Wenn zu viele Spieler zu viel verdienen, kannst du bei Transfers vielleicht auch nicht ins oberste Regal greifen. Du musst zukunftsorientiert denken und vielleicht nicht sagen, "wir kaufen einen Kane", sondern "wir kaufen einen jüngeren Spieler, dessen Marktwert sich im Lauf der Zeit nach oben entwickelt."
Trotz Doue-Absage: Schön, dass Bayern diese Fantasie hat
Auch wenn Desire Doue aus Rennes den Bayern abgesagt hat, ist es schön zu sehen, dass Bayern an solche Spieler herangeht und eine gewisse Fantasie entwickelt hat. Auf der anderen Seite ist der Kader auf den Außenpositionen mit Sane, Coman und Gnabry, Tel und Olise sehr gut besetzt.

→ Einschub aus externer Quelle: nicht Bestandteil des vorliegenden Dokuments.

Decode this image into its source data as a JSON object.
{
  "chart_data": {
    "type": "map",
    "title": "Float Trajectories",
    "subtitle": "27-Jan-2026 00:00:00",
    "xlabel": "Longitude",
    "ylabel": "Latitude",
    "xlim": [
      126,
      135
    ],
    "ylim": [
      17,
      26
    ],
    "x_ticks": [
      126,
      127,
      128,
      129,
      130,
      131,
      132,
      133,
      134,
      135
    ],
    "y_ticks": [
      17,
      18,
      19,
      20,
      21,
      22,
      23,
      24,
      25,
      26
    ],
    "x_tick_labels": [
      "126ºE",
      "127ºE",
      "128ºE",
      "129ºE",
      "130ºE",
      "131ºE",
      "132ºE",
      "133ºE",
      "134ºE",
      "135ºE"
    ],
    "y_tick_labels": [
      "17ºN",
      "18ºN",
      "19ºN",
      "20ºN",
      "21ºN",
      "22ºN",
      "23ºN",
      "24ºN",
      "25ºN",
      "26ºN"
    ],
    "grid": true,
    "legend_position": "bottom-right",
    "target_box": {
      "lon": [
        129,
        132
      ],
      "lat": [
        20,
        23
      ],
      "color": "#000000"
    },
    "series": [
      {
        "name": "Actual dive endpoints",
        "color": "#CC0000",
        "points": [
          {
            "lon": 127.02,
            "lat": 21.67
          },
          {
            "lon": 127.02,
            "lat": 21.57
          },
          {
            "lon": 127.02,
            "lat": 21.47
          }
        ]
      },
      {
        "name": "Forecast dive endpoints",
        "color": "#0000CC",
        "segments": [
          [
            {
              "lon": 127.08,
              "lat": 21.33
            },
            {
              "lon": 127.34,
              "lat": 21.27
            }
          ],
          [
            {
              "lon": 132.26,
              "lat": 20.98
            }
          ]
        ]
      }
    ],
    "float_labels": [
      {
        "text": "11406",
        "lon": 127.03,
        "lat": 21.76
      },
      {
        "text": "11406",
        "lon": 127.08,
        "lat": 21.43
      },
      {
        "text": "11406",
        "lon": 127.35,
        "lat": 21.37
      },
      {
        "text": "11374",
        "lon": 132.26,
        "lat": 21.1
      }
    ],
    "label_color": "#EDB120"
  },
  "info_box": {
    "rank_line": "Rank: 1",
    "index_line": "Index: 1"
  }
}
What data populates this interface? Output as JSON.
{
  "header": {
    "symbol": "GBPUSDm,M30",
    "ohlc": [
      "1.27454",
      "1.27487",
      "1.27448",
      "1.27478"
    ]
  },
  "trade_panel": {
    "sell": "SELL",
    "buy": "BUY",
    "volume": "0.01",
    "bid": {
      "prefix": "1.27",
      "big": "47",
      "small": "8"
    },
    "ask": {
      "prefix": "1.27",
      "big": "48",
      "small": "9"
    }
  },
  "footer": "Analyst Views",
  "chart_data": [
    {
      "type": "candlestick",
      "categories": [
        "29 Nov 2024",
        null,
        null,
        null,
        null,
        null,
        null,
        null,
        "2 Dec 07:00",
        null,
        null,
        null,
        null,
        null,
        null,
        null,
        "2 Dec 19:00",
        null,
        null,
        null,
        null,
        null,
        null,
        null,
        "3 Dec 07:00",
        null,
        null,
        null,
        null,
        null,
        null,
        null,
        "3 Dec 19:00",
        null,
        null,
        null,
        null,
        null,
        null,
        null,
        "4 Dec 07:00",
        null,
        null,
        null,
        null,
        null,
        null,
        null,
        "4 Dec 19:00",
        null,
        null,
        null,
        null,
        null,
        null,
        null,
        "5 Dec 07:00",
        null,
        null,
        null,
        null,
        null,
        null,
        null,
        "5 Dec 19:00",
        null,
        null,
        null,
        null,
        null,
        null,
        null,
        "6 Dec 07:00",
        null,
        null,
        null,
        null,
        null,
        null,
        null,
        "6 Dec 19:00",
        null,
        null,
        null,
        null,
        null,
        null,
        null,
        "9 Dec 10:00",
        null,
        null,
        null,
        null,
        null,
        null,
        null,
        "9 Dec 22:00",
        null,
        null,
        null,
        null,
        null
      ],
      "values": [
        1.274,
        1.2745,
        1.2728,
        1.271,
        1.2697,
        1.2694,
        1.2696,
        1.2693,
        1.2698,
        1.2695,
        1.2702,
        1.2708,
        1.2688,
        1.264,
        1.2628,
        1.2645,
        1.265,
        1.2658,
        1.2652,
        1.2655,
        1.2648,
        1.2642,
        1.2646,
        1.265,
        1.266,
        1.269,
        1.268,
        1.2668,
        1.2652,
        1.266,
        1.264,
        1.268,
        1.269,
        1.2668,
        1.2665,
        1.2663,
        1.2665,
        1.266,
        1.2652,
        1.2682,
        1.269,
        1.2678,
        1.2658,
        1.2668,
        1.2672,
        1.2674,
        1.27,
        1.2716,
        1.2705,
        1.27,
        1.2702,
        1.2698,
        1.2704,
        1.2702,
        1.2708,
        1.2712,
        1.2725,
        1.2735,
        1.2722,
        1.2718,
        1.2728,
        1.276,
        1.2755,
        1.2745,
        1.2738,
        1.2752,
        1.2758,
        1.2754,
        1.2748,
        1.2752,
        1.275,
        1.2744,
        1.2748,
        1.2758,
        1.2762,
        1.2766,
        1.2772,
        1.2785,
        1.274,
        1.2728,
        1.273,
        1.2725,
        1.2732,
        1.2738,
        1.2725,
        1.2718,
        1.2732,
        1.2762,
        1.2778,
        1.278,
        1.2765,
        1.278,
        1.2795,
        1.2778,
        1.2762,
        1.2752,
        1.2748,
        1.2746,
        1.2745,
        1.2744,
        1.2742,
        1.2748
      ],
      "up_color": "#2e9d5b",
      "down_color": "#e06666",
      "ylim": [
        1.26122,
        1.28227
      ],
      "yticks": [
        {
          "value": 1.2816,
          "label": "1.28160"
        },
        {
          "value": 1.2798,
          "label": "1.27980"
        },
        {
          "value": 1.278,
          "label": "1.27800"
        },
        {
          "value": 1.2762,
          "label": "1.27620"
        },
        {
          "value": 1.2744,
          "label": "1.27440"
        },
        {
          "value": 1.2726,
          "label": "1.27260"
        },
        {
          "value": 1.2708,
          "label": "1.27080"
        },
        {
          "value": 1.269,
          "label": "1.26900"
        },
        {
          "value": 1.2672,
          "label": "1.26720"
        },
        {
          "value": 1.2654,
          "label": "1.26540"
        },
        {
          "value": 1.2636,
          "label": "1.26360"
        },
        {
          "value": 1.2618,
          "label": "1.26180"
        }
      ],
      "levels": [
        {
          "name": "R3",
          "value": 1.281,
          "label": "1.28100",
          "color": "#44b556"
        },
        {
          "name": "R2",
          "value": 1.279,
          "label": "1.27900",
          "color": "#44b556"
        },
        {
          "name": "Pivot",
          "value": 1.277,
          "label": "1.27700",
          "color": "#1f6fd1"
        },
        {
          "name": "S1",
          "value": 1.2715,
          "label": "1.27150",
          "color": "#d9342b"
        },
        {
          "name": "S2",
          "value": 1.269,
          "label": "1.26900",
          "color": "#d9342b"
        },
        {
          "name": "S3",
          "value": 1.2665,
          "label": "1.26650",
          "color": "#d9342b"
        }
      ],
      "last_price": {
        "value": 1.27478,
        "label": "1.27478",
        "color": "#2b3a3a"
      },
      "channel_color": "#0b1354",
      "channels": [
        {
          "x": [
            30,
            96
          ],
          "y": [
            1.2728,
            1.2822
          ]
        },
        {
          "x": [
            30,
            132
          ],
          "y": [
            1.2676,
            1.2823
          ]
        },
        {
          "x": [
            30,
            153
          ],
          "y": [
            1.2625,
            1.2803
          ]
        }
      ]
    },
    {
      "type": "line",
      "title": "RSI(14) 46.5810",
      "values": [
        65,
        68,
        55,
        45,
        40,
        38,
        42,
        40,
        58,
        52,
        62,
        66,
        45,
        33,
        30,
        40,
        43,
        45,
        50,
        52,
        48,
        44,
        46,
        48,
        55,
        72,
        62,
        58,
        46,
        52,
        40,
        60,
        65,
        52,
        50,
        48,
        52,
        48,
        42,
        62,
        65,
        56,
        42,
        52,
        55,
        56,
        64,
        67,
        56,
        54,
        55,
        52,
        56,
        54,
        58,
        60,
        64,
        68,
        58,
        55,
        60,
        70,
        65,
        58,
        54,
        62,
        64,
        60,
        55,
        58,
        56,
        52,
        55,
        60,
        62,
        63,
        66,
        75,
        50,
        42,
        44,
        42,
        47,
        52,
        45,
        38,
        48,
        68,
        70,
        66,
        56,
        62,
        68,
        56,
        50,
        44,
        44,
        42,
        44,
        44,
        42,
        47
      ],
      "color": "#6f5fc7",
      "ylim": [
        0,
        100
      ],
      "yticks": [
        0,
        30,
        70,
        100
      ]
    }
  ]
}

Wichtig wird sein, dass die Spieler als Mannschaft funktionieren. Das war vor vier Jahren beim Gewinn der Champions League der Fall, in den vergangenen zwei Jahren hat es nicht funktioniert - vielleicht auch wegen der Führung. Mit Vincent Kompany ist jetzt ein Trainer da, der den Kontakt zu den Spielern sucht.
Leverkusen fehlt noch der Feinschliff
In Leverkusen hat Xabi Alonso eine sehr gute Connection zu allen Spielern. Dennoch gibt es auch bei der Werkself noch viel zu tun. Die Nationalspieler waren bei der EM und der Copa America, die Mannschaft muss sich erst wieder finden, aber da sehe ich auch aufgrund des Umfelds kein Problem.
Dass die Vorbereitungsspiele von den Ergebnissen her nicht optimal gelaufen sind, ist vielleicht ganz gut. So sehen alle, dass der Feinschliff noch fehlt, und werden in den nächsten Tagen weiter daran arbeiten.